Mr Howarth told the the Prime Minister that 'GP practices are struggling to cope' and new arrivals were causing 'immense tensions within the community.'

"The tensions are exacerbated by the difficulties encountered by the Nepalese in integrating into the settled community, particularly given their low levels of literacy and limited understanding of English," he wrote.

"I have a constructive proposal and would appreciate the chance to put it to you."

Speaking to the News and Mail, Mr Howarth said he was hoping to speak to Mr Cameron to put his idea forward. He said he was responding to comments received from constituents 'in words of one syllable' that expressed disquiet about the situation and that immigration had been the 'number one issue' at the general election.

"It is my duty to speak up on their behalf," Mr Howarth said. "As one man told me, they are trying to create a little Kathmandu. It is a change in the character of our towns and people are entitled to express a view on it".

He said that one GP surgery in Farborough, a third of the 9,000 patients were Nepalese.

"It has got to stop, we can't accept any more," Mr Howarth said.

But theMP's intervention has been seen by some as inflammatory.

Chhatra Rai, general secretary of the British Gurkha Welfare Society, whose headquarters are in Farnborough, said that while there were problems, Mr Howarth’s intervention was "unhelpful" and could set back efforts to help new arrivals settle.

Controversial stuff and has certainly stirred up a hornet's nest with the Joanna Lumley brigade.

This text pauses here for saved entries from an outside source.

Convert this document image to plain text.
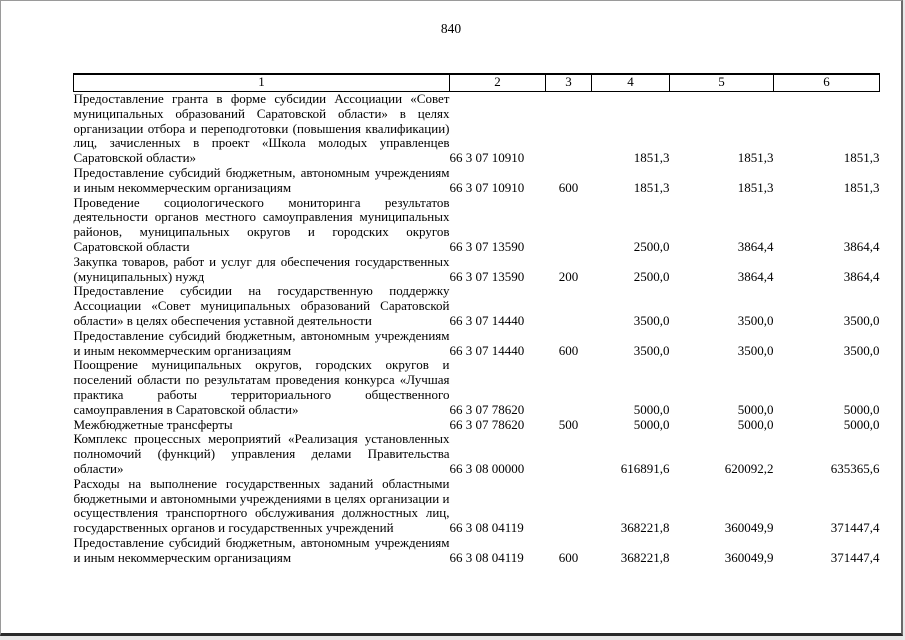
840
1	2	3	4	5	6
Предоставление гранта в форме субсидии Ассоциации «Совет муниципальных образований Саратовской области» в целях организации отбора и переподготовки (повышения квалификации) лиц, зачисленных в проект «Школа молодых управленцев Саратовской области»	66 3 07 10910		1851,3	1851,3	1851,3
Предоставление субсидий бюджетным, автономным учреждениям и иным некоммерческим организациям	66 3 07 10910	600	1851,3	1851,3	1851,3
Проведение социологического мониторинга результатов деятельности органов местного самоуправления муниципальных районов, муниципальных округов и городских округов Саратовской области	66 3 07 13590		2500,0	3864,4	3864,4
Закупка товаров, работ и услуг для обеспечения государственных (муниципальных) нужд	66 3 07 13590	200	2500,0	3864,4	3864,4
Предоставление субсидии на государственную поддержку Ассоциации «Совет муниципальных образований Саратовской области» в целях обеспечения уставной деятельности	66 3 07 14440		3500,0	3500,0	3500,0
Предоставление субсидий бюджетным, автономным учреждениям и иным некоммерческим организациям	66 3 07 14440	600	3500,0	3500,0	3500,0
Поощрение муниципальных округов, городских округов и поселений области по результатам проведения конкурса «Лучшая практика работы территориального общественного самоуправления в Саратовской области»	66 3 07 78620		5000,0	5000,0	5000,0
Межбюджетные трансферты	66 3 07 78620	500	5000,0	5000,0	5000,0
Комплекс процессных мероприятий «Реализация установленных полномочий (функций) управления делами Правительства области»	66 3 08 00000		616891,6	620092,2	635365,6
Расходы на выполнение государственных заданий областными бюджетными и автономными учреждениями в целях организации и осуществления транспортного обслуживания должностных лиц, государственных органов и государственных учреждений	66 3 08 04119		368221,8	360049,9	371447,4
Предоставление субсидий бюджетным, автономным учреждениям и иным некоммерческим организациям	66 3 08 04119	600	368221,8	360049,9	371447,4
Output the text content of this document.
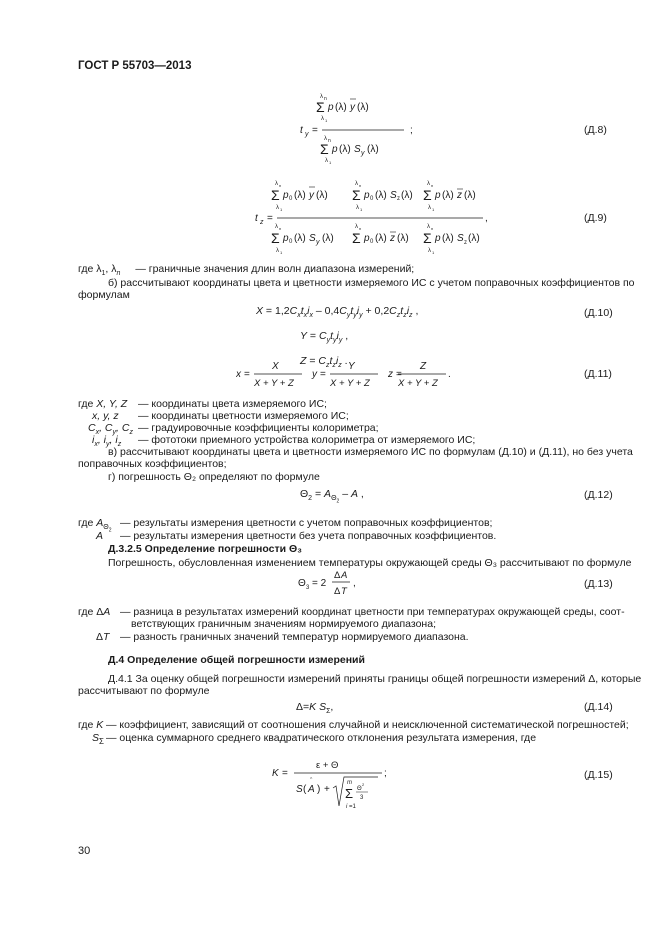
ГОСТ Р 55703—2013
λ n
Σ p (λ) y (λ)
λ 1
t y =	;
λ n
Σ p (λ) S y (λ)
λ 1
(Д.8)
λ n
Σ p 0 (λ) y (λ)
λ 1
λ n
Σ p 0 (λ) S z (λ)
λ 1
λ n
Σ p (λ) z (λ)
λ 1
t z =	,
λ n
Σ p 0 (λ) S y (λ)
λ 1
λ n
Σ p 0 (λ) z (λ)
λ n
Σ p (λ) S z (λ)
λ 1
(Д.9)
где $\lambda_1$, $\lambda_n$ — граничные значения длин волн диапазона измерений;
б) рассчитывают координаты цвета и цветности измеряемого ИС с учетом поправочных коэффициентов по
формулам
$X = 1,2C_xt_xi_x - 0,4C_yt_yi_y + 0,2C_zt_zi_z$ ,
$Y = C_yt_yi_y$ ,
$Z = C_zt_zi_z$ .
(Д.10)
x =
X
X + Y + Z
y =
Y
X + Y + Z
z =
Z
X + Y + Z
.	(Д.11)
где X, Y, Z — координаты цвета измеряемого ИС;
x, y, z — координаты цветности измеряемого ИС;
$C_x$, $C_y$, $C_z$ — градуировочные коэффициенты колориметра;
$i_x$, $i_y$, $i_z$ — фототоки приемного устройства колориметра от измеряемого ИС;
в) рассчитывают координаты цвета и цветности измеряемого ИС по формулам (Д.10) и (Д.11), но без учета
поправочных коэффициентов;
г) погрешность Θ₂ определяют по формуле
$\Theta_2 = A_{\Theta_2} - A$ ,	(Д.12)
где $A_{\Theta_2}$
— результаты измерения цветности с учетом поправочных коэффициентов;
A — результаты измерения цветности без учета поправочных коэффициентов.
Д.3.2.5 Определение погрешности Θ₃
Погрешность, обусловленная изменением температуры окружающей среды Θ₃ рассчитывают по формуле
Θ 3 = 2
Δ A
Δ T
,	(Д.13)
где ΔA — разница в результатах измерений координат цветности при температурах окружающей среды, соот-
ветствующих граничным значениям нормируемого диапазона;
ΔT — разность граничных значений температур нормируемого диапазона.
Д.4 Определение общей погрешности измерений
Д.4.1 За оценку общей погрешности измерений приняты границы общей погрешности измерений Δ, которые
рассчитывают по формуле
Δ=K $S_\Sigma$,	(Д.14)
где K — коэффициент, зависящий от соотношения случайной и неисключенной систематической погрешностей;
$S_\Sigma$ — оценка суммарного среднего квадратического отклонения результата измерения, где
K =
ε + Θ
;
S ( A
ˆ
) +
m
Σ Θ
2
3
i =1
(Д.15)
30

Personally I find it hard to comprehend how we can let people of any nationality settle in this country without basic reading, writing and speaking skills in English. Without that integration is almost impossible.

I must applaud Simon Hollis, Chairman of FFC, for his efforts to secure the clubs partnership with UK based Nepalese side Sahara F.C. and his policy of welcoming the local Nepalese youngsters to the excellent Farnborough Youth set-up which is comitted to the development of junior football in the Farnborough and the surrounding area.

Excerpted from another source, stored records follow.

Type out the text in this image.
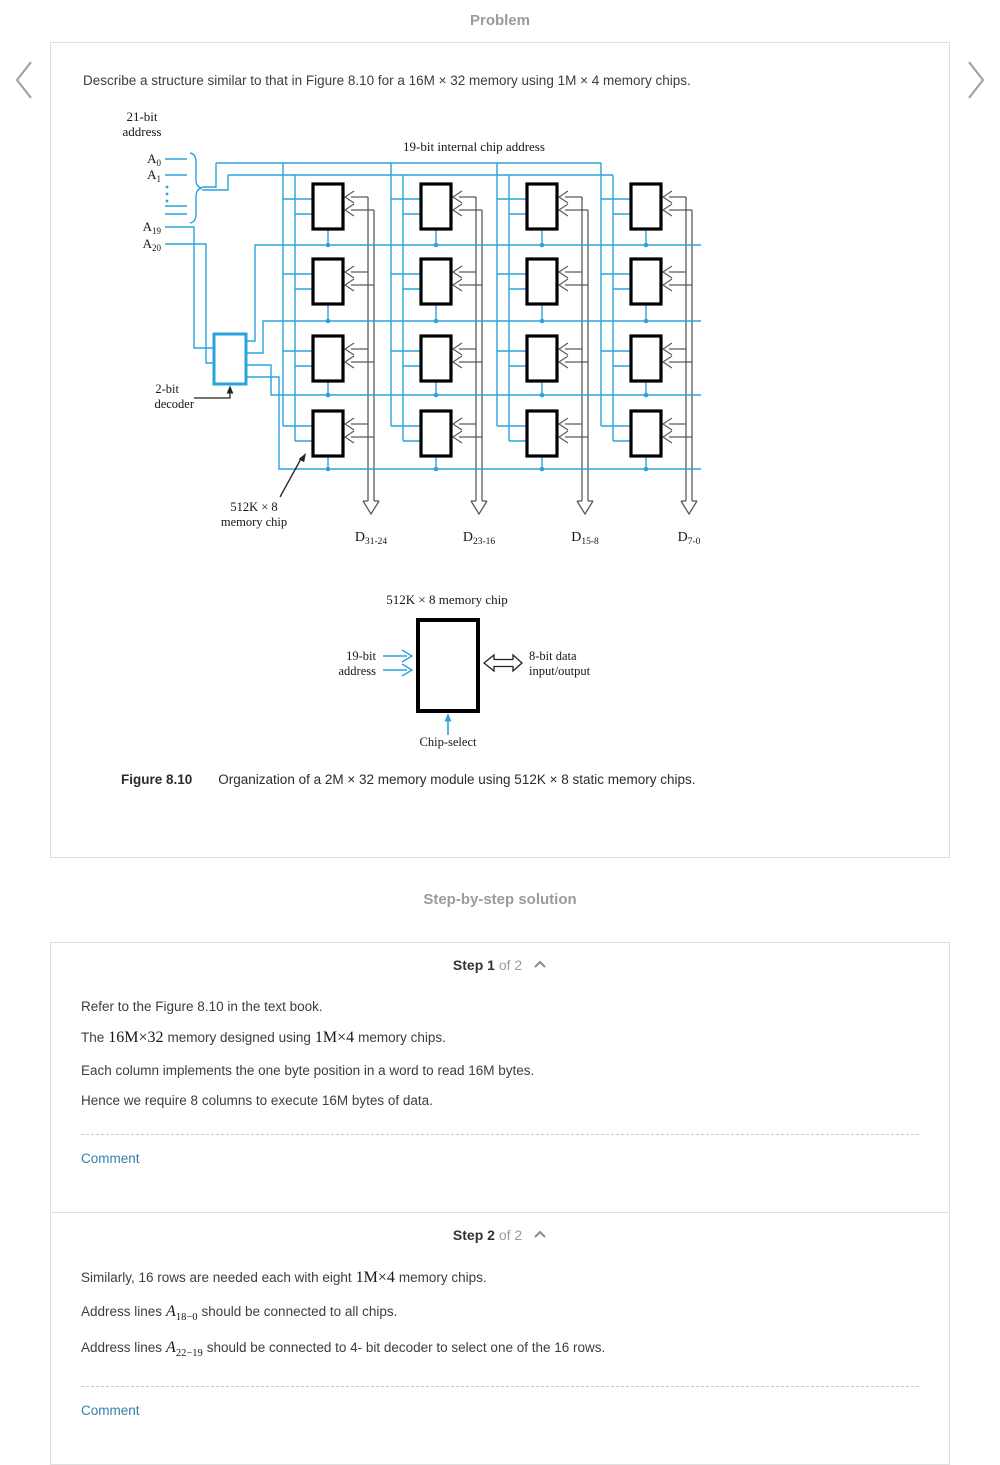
Problem
Describe a structure similar to that in Figure 8.10 for a 16M × 32 memory using 1M × 4 memory chips.
21-bit
address
19-bit internal chip address
$A_0$
$A_1$
$A_{19}$
$A_{20}$
2-bit
decoder
512K × 8
memory chip
$D_{31-24}$	$D_{23-16}$	$D_{15-8}$	$D_{7-0}$
512K × 8 memory chip
19-bit
address
8-bit data
input/output
Chip-select
Figure 8.10 Organization of a 2M × 32 memory module using 512K × 8 static memory chips.
Step-by-step solution
Step 1 of 2

Refer to the Figure 8.10 in the text book.

The 16M×32 memory designed using 1M×4 memory chips.

Each column implements the one byte position in a word to read 16M bytes.

Hence we require 8 columns to execute 16M bytes of data.

Comment
Step 2 of 2

Similarly, 16 rows are needed each with eight 1M×4 memory chips.

Address lines $A_{18-0}$ should be connected to all chips.

Address lines $A_{22-19}$ should be connected to 4- bit decoder to select one of the 16 rows.

Comment
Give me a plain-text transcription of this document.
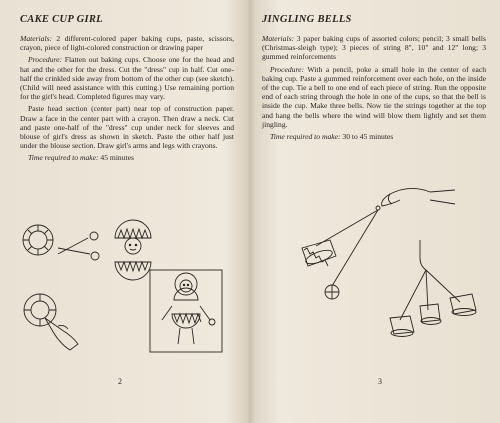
CAKE CUP GIRL

Materials: 2 different-colored paper baking cups, paste, scissors, crayon, piece of light-colored construction or drawing paper

Procedure: Flatten out baking cups. Choose one for the head and hat and the other for the dress. Cut the "dress" cup in half. Cut one-half the crinkled side away from bottom of the other cup (see sketch). (Child will need assistance with this cutting.) Use remaining portion for the girl's head. Completed figures may vary.

Paste head section (center part) near top of construction paper. Draw a face in the center part with a crayon. Then draw a neck. Cut and paste one-half of the "dress" cup under neck for sleeves and blouse of girl's dress as shown in sketch. Paste the other half just under the blouse section. Draw girl's arms and legs with crayons.

Time required to make: 45 minutes

2
JINGLING BELLS

Materials: 3 paper baking cups of assorted colors; pencil; 3 small bells (Christmas-sleigh type); 3 pieces of string 8", 10" and 12" long; 3 gummed reinforcements

Procedure: With a pencil, poke a small hole in the center of each baking cup. Paste a gummed reinforcement over each hole, on the inside of the cup. Tie a bell to one end of each piece of string. Run the opposite end of each string through the hole in one of the cups, so that the bell is inside the cup. Make three bells. Now tie the strings together at the top and hang the bells where the wind will blow them lightly and set them jingling.

Time required to make: 30 to 45 minutes

3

Whilst on the subject of football, having read my earlier blog (rant) on the woes of English football, Simon Hollis approached me and asked if he could print it in the match day program.

Published - at last!



























































Mind you after my point 2 "Ban Johnny Foreigner from our game", I am more nervous than ever when walking home from the ground. Without taking a massive detour I have to skirt a very dark and isolated area that is affectionately known as by the local Covies as "Ghurka City"!

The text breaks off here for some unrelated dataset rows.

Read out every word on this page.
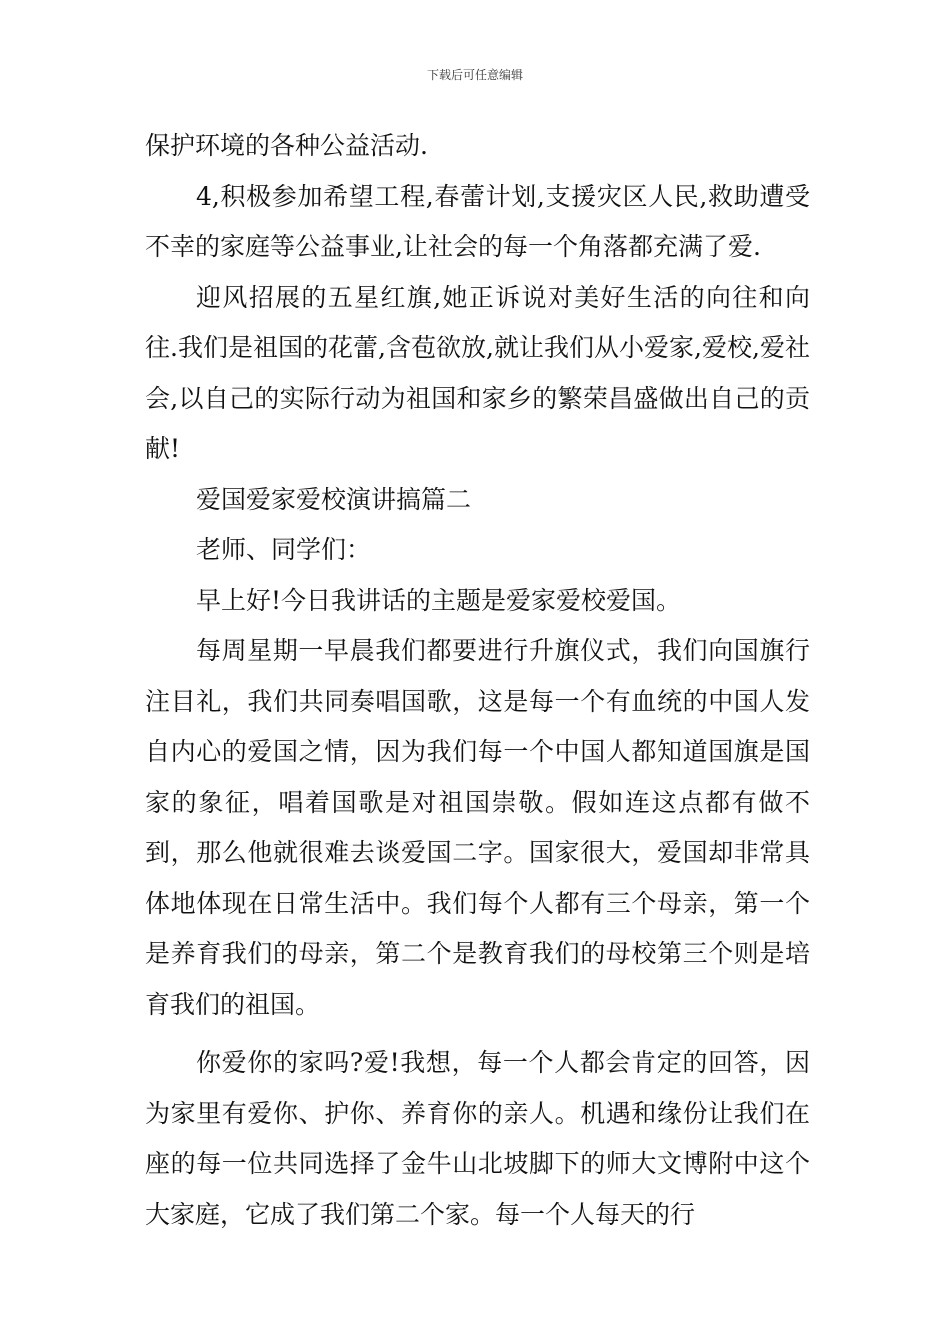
下载后可任意编辑

保护环境的各种公益活动.

4,积极参加希望工程,春蕾计划,支援灾区人民,救助遭受不幸的家庭等公益事业,让社会的每一个角落都充满了爱.

迎风招展的五星红旗,她正诉说对美好生活的向往和向往.我们是祖国的花蕾,含苞欲放,就让我们从小爱家,爱校,爱社会,以自己的实际行动为祖国和家乡的繁荣昌盛做出自己的贡献!

爱国爱家爱校演讲搞篇二

老师、同学们：

早上好!今日我讲话的主题是爱家爱校爱国。

每周星期一早晨我们都要进行升旗仪式，我们向国旗行注目礼，我们共同奏唱国歌，这是每一个有血统的中国人发自内心的爱国之情，因为我们每一个中国人都知道国旗是国家的象征，唱着国歌是对祖国崇敬。假如连这点都有做不到，那么他就很难去谈爱国二字。国家很大，爱国却非常具体地体现在日常生活中。我们每个人都有三个母亲，第一个是养育我们的母亲，第二个是教育我们的母校第三个则是培育我们的祖国。

你爱你的家吗?爱!我想，每一个人都会肯定的回答，因为家里有爱你、护你、养育你的亲人。机遇和缘份让我们在座的每一位共同选择了金牛山北坡脚下的师大文博附中这个大家庭，它成了我们第二个家。每一个人每天的行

Perhaps it's a good thing they can't read!

Anyway, back to gardening. On Sunday Janice and I attended the Hampshire Potato Fair, a rivetting event involving closely scrutinizing over 100 varieties of seed potato before making a choice of what to grow this year. I know how to give a women a good time!

There were a number of other stands pedling various other gardening sundries and as I approached one of them, low and behold I spotted a bottle of Kibosh. I immediately engaged the chap in attendance, telling him of our success "up the plot" with the product.

"Are you staying long?" he asked, I could do with you telling that to a few prospective customers. I duly hung about and was able to assist in a couple of sales.

Turns out he is the MD of the the company marketing Kibosh. I knew his face was familiar - he was the man on the promotional videos of the product that I had watched a few months earlier.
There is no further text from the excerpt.